The United States Department of Justice announcement of a civil antitrust lawsuit against Blue Cross Blue Shield of Michigan rings another ancient health care reform bell in Washington, the state.  In 1993, as part of its comprehensive health care reform, Washington adopted a series of laws intended to offset the growing market power of insurers. The new rules particularly focused on health care physician and hospital contracts with insurers.

The system created to oversee and intervene when health care markets became skewed to favor buyers or sellers of health services survived the repeal of most other health care reform standards. Originally, the state Attorney General’s office working with the newly created Health Services Commission adopted a series of rules prohibiting particular types of clauses in contracts. These rules and the authority to oversee anticompetitive activity in health care markets were transferred to the Washington State Department of Health (DOH) when the Commission was eliminated. However sleepy and dormant the DOH oversight activity has become, the law still lives and may yet bite the unwary. If a Washington insurer were to require a clause like the one challenged by the Justice Department in Michigan, there would not be much of a fight since the clause is banned.

Under the Washington statute 43.72.310, the Department of Health is required to adopt rules “governing conduct among providers, health care facilities, and health carriers including rules governing provider and facility contracts with health carriers.” The Department has never really paid much attention to the law; rather, the Department inherited rules that were adopted by the defunct Health Services Commission in 1995. These rules include prohibitions on particular provider contract provisions such as “most favored nation” (MFN) clauses at issue in the just announced Michigan case [Chapter 246-25 WAC].

The purpose of the rule remains as valid today as when the rule prohibiting MFN clauses was adopted by the Commission. As part of the process of adopting rules governing the health care marketplace, the agency was required to consult with the Attorney General before adopting a rule and required to articulate how the rule promotes competition. Here is the purpose for banning MFN clauses:

“Most favored nations clauses” may discourage discounting by the affected seller, may facilitate oligopolistic pricing and deter entry by more efficient competitors. “Most favored nations clauses” are often used as a replacement for innovation or efficiency by large competitors and act as a disincentive for creativity by small competitors. The commission finds that the use of “most favored nations clauses” in contracts between a health care provider or facility and a certified health plan create the potential to thwart the cost containment goals of health care reform. For these reasons, the use of “most favored nations clauses” in contracts between a health care provider or facility and a certified health plan is prohibited.

Once upon a time, all health insurance carriers were to become “certified health plans” (CHP) subject to stricter oversight than the current health insurance company regulations. These CHPs became dinosaurs along with the Commission; but, the CHPs were redefined as “health carriers” to include health insurers, Blue Cross and Blue Shield plans, and HMOs back in 1997 when the market competition power was transferred to the Department of Health. Thus, the rules affect every Washington health insurer today.

Physicians, hospitals and other health care practitioners face a much less competitive insurance market today than when these laws were originally enacted. Providers cannot afford to say no to a carrier that may cover a third or more of the provider’s patients. In fact, according to the last insurance market report from 2009, three major players in Washington’s private health insurance market account for over 56% of the market in health insurance – Group Health, Regence,  and Premera.

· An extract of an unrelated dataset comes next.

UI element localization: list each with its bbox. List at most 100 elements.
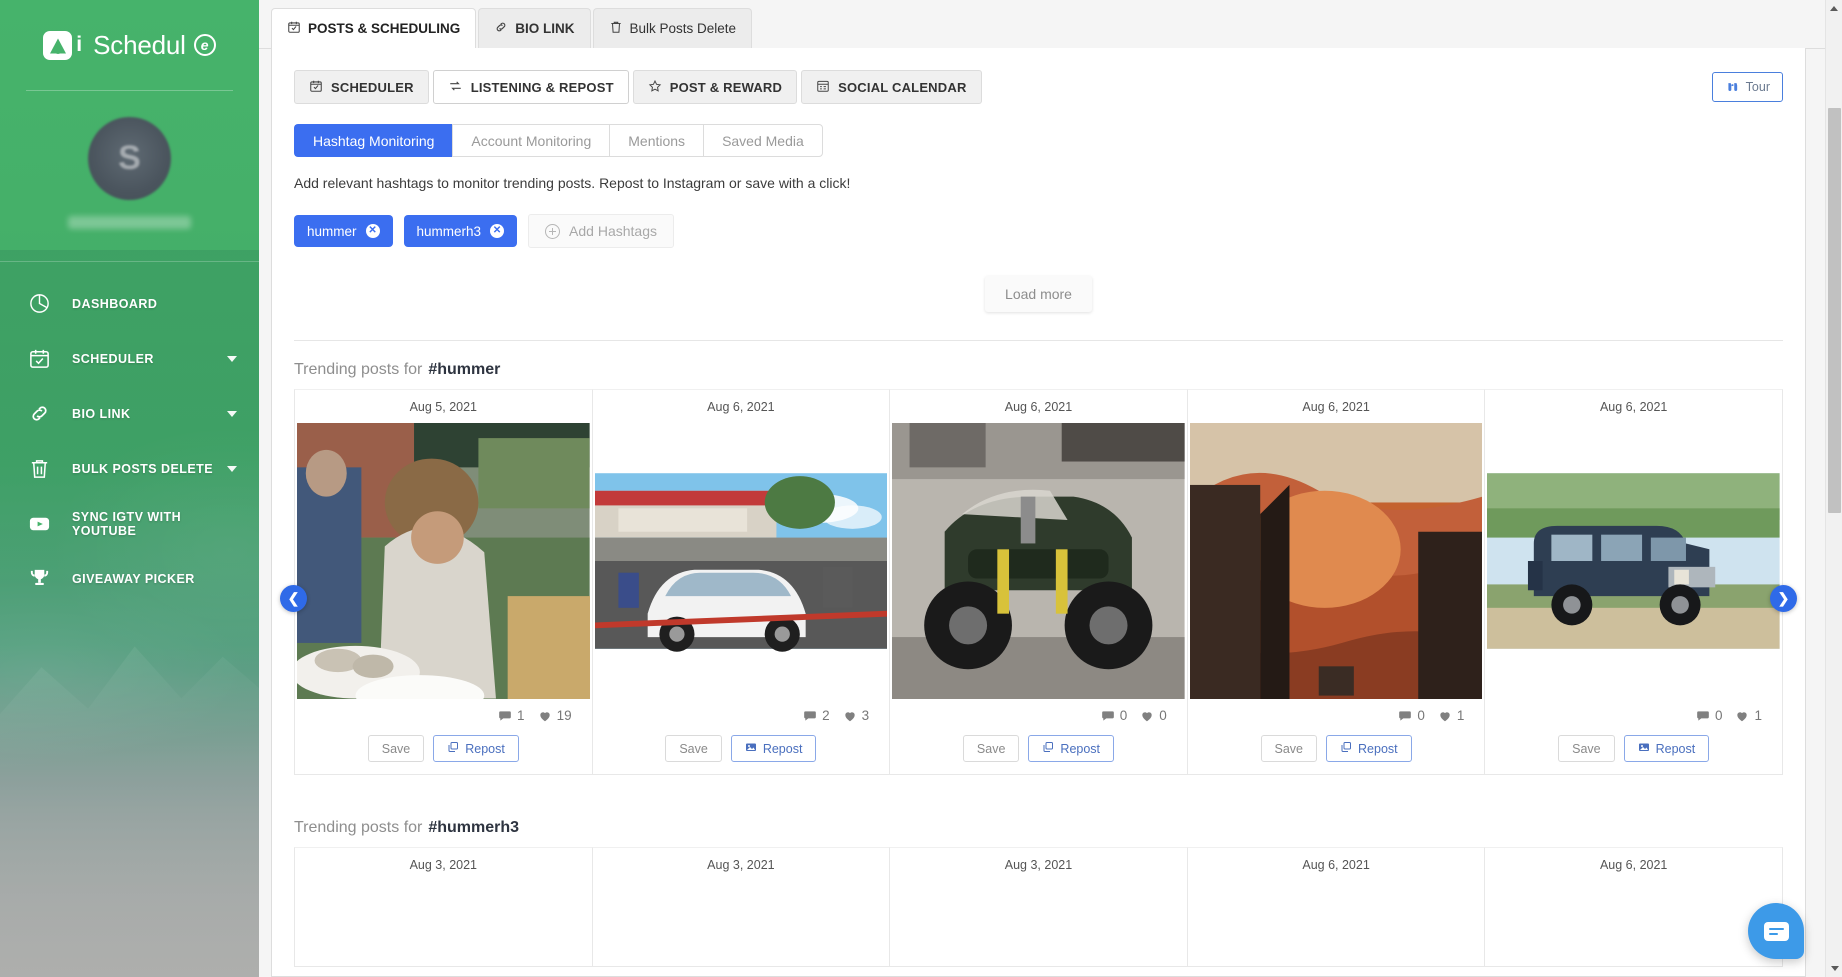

While the insurance market may be concentrated, the health care market for delivery of health services is also concentrated in some markets. Insurers bitterly complain about the dominance of some physician and hospital groups. Whether we consider buyers or sellers, the effect of market competition on the cost and quality of health care forms the backbone of the law’s purpose. Few statements about health care capture the goal of reform more than this one by the Legislature in adopting the 1993 statute:

The legislature recognizes that competition among health care providers, facilities, payers, and purchasers will yield the best allocation of health care resources, the lowest prices for health care services, and the highest quality of health care when there exists a large number of buyers and sellers, easily comparable health plans and services, minimal barriers to entry and exit into the health care market, and adequate information for buyers and sellers to base purchasing and production decisions. However, the legislature finds that purchasers of health care services and health care coverage do not have adequate information upon which to base purchasing decisions; that health care facilities and providers of health care services face legal and market disincentives to develop economies of scale or to provide the most cost-efficient and efficacious service; that health insurers, contractors, and health maintenance organizations face market disincentives in providing health care coverage to those Washington residents with the most need for health care coverage; and that potential competitors in the provision of health care coverage bear unequal burdens in entering the market for health care coverage. [RCW 43.72.300]

Amen. Will someone please wake up the DOH and let them know that work remains and reform has been resurrected? Can we use the tools we have before we buy new ones?